There are four types of claims available to be claimed:

1)Out-of-pocket expenses such as interest charges or late fees;

2)Reimbursement for tax advice;

3)Request and advance of government benefits, such as the Canada child benefit;

4)Claims for impacts to income tax and government benefits; If you were owed salary from one year that was only paid the following year (for example, salary from 2017 paid to you in 2018), you might incur a financial loss related to paying a higher rate of income tax or reduced government benefits and credits such as the Canada child benefit.

WHO TO CONTACT FOR T4 ISSUES

The CRA assesses your income based on the T4 provided by your employer. If you have any questions regarding the preparation and filing of your T4, and you are or were being paid by a department served by the Public Service Pay Centre in Miramichi, please contact the Public Services and Procurement Canada (PSPC) Call Centre at 1-855-686-4729. If your department is not served by the Public Service Pay Centre, contact your department’s compensation services. For more information from PSPC regarding tax slips go to Accessing and managing your tax slips.You can find Frequently Asked Questions for 2016, 2017 and 2018 Tax implications of Phoenix Payroll issues by searching same, as an example “2018 tax implications of Phoenix”.

PROPOSED LEGISLATIVE CHANGES IMPACTING OVERPAYMENTS

On January 15, 2019, the Government released proposed legislative changes that will generally allow employers who make an overpayment of salary in error to recover the income tax, CPP contributions, and EI premiums withheld and remitted on the overpayment from the CRA. This will allow employees to repay employers only the net amount instead of the gross amount as is currently required when the salary overpayment and repayment are made in different years.

What does this mean for you?

If you have been overpaid in a previous year, and the overpayment is not yet recorded in Phoenix your overpayment calculation may qualify under the new legislation.

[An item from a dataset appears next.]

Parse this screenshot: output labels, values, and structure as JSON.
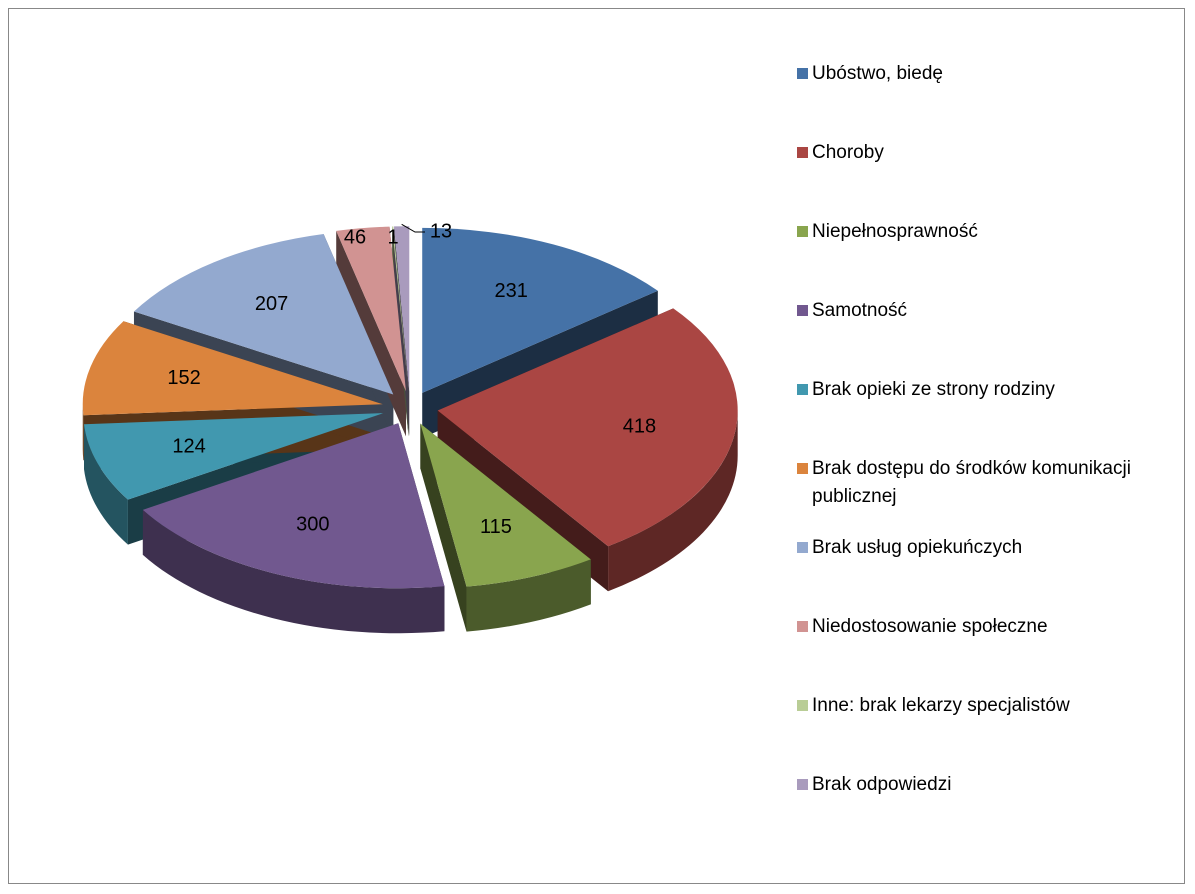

If your situation qualifies under the proposed legislation and the above criteria, the income tax, EI and QPIP will be adjusted on your previous year salary overpayment once it is recorded in the Phoenix pay system.However, PSPC will not run the overpayment calculation process and amended tax slips for overpayment amounts reported for 2016, 2017 and 2018 until the legislation changes have been implemented in Phoenix.

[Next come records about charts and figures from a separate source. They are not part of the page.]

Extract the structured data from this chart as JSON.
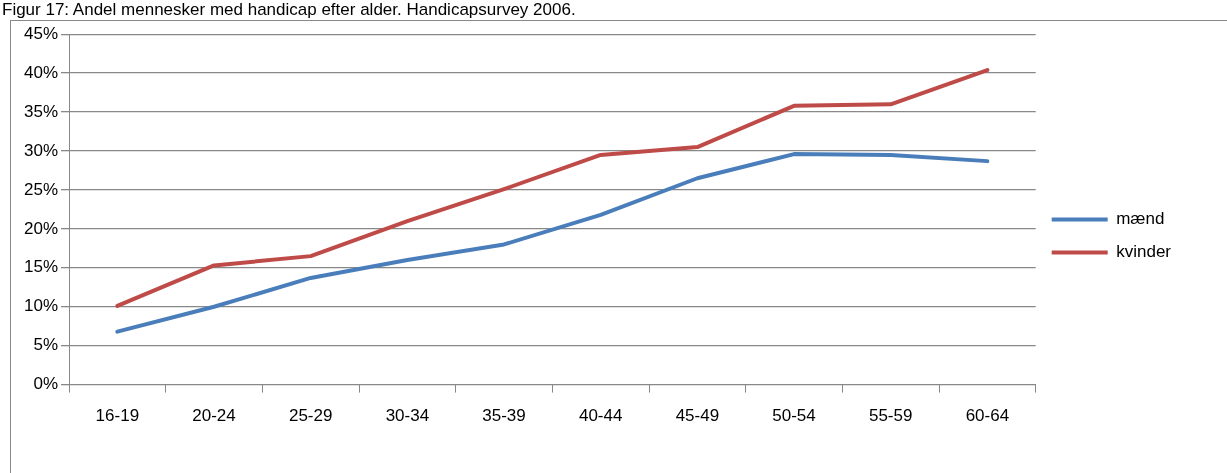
{
  "chart_data": {
    "type": "line",
    "title": "Figur 17: Andel mennesker med handicap efter alder. Handicapsurvey 2006.",
    "categories": [
      "16-19",
      "20-24",
      "25-29",
      "30-34",
      "35-39",
      "40-44",
      "45-49",
      "50-54",
      "55-59",
      "60-64"
    ],
    "series": [
      {
        "name": "mænd",
        "color": "#4a7ebb",
        "values": [
          6.8,
          10,
          13.7,
          16,
          18,
          21.8,
          26.5,
          29.6,
          29.5,
          28.7
        ]
      },
      {
        "name": "kvinder",
        "color": "#be4b48",
        "values": [
          10.1,
          15.3,
          16.5,
          21,
          25.1,
          29.5,
          30.5,
          35.8,
          36,
          40.4
        ]
      }
    ],
    "ylim": [
      0,
      45
    ],
    "yticks": [
      {
        "value": 0,
        "label": "0%"
      },
      {
        "value": 5,
        "label": "5%"
      },
      {
        "value": 10,
        "label": "10%"
      },
      {
        "value": 15,
        "label": "15%"
      },
      {
        "value": 20,
        "label": "20%"
      },
      {
        "value": 25,
        "label": "25%"
      },
      {
        "value": 30,
        "label": "30%"
      },
      {
        "value": 35,
        "label": "35%"
      },
      {
        "value": 40,
        "label": "40%"
      },
      {
        "value": 45,
        "label": "45%"
      }
    ],
    "grid": "y",
    "legend": "right",
    "marker": "none",
    "line_style": "solid"
  }
}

Since the PSPC is not running the overpayment process, the compensation advisor will not be able to advise you of the amount of your overpayment until the legislation changes are implemented and PSPC runs the overpayment process in Phoenix. Amended tax slips will be issued after the proposed legislative measures have been implemented and the overpayment process is run in Phoenix.

If you are a resident of Quebec, please see Finance Quebec’s Information Bulletin 2019-1, Harmonization with news release 2019-004 of the Department of Finance Canada.